Afinal, não precisa pensar muito para entender que o tempo que uma pessoa passa produzindo um disco faz com que ela não dedique tanto tempo ao consumo de discos como fazia antes. E cada novo disco lançado anula não sei quantos discos que poderiam estar sendo vendidos. (Falei de música, mas poderia estar falando de cinema, literatura, internet, esportes…)

Com isso, cai o popstar. Aquela figura imbatível, que olhava a todos do alto, onipotente, faliu. Virou um enorme elefante branco que não cabe na nova realidade – seja de mercado ou de cultura – do século 21.

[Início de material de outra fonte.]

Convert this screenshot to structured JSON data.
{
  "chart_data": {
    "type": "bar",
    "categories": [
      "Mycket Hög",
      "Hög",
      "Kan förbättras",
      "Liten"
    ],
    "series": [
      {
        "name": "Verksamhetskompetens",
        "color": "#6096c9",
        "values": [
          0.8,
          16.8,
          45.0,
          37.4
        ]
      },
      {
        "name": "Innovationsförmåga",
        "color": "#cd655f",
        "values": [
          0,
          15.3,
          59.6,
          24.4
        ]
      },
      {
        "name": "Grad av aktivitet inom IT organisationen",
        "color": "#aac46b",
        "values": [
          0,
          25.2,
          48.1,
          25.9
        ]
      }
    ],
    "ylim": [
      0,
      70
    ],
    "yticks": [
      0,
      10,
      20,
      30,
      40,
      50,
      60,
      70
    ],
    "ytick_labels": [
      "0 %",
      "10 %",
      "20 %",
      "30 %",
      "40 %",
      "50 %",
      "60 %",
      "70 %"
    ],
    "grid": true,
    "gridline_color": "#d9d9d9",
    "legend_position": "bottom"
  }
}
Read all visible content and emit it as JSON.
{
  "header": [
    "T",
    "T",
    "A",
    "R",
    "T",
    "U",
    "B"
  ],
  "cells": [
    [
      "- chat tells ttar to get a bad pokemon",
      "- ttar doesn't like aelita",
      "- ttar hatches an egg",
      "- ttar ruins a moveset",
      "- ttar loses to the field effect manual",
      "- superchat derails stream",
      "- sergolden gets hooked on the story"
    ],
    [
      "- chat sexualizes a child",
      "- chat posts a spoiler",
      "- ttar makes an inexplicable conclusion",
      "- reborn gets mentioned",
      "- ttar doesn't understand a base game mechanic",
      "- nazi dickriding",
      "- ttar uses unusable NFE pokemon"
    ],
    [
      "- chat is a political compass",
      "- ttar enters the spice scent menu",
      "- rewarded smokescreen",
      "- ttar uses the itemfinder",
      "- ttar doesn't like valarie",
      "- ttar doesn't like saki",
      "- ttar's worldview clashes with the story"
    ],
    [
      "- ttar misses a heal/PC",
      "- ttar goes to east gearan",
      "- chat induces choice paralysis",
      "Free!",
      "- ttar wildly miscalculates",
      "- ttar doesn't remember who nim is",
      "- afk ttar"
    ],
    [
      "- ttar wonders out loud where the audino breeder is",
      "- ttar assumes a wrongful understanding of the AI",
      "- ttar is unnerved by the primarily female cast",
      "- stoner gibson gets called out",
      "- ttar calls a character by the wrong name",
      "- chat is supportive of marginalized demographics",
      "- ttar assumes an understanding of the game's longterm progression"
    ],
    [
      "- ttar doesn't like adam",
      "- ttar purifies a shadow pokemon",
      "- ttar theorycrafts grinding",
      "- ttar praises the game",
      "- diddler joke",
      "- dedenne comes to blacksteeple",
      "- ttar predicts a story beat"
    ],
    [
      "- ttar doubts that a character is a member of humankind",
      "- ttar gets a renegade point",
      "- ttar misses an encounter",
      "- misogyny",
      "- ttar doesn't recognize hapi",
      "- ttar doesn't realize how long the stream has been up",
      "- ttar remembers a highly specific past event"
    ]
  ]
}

E tudo isso não tem nada a ver com crise econômica. Estamos passando por uma crise de criatividade do mercadão, que não sabe mais o que fazer para as pessoas comprarem milhões de unidades como compravam antes.

Já era. Basta pegar a coleção de livros de qualquer um, as pastas de MP3 em qualquer computador, acompanhar as saídas noturnas de diferentes pessoas. Ninguém quer mais consumir só a banda da moda, o livro da vez, o filme cult. Todo mundo quer viver tudo ao mesmo. Não estamos mais falando em mero consumo passivo – as pessoas querem decidir elas mesmas o que ler, ver, ouvir e falar. E cada nova decisão pare um novo DJ, uma nova escritora, um novo cineasta, uma nova produtora de eventos…

Todos prontos pra chutar a bunda da mediocridade em baixa. Todos fora do mercado. Todos sabendo quanto vale cada gota do seu suor. Prontos para tomar conta da situação – quando a hora chegar.

Quando é isso? Não sei, só sei que é perto.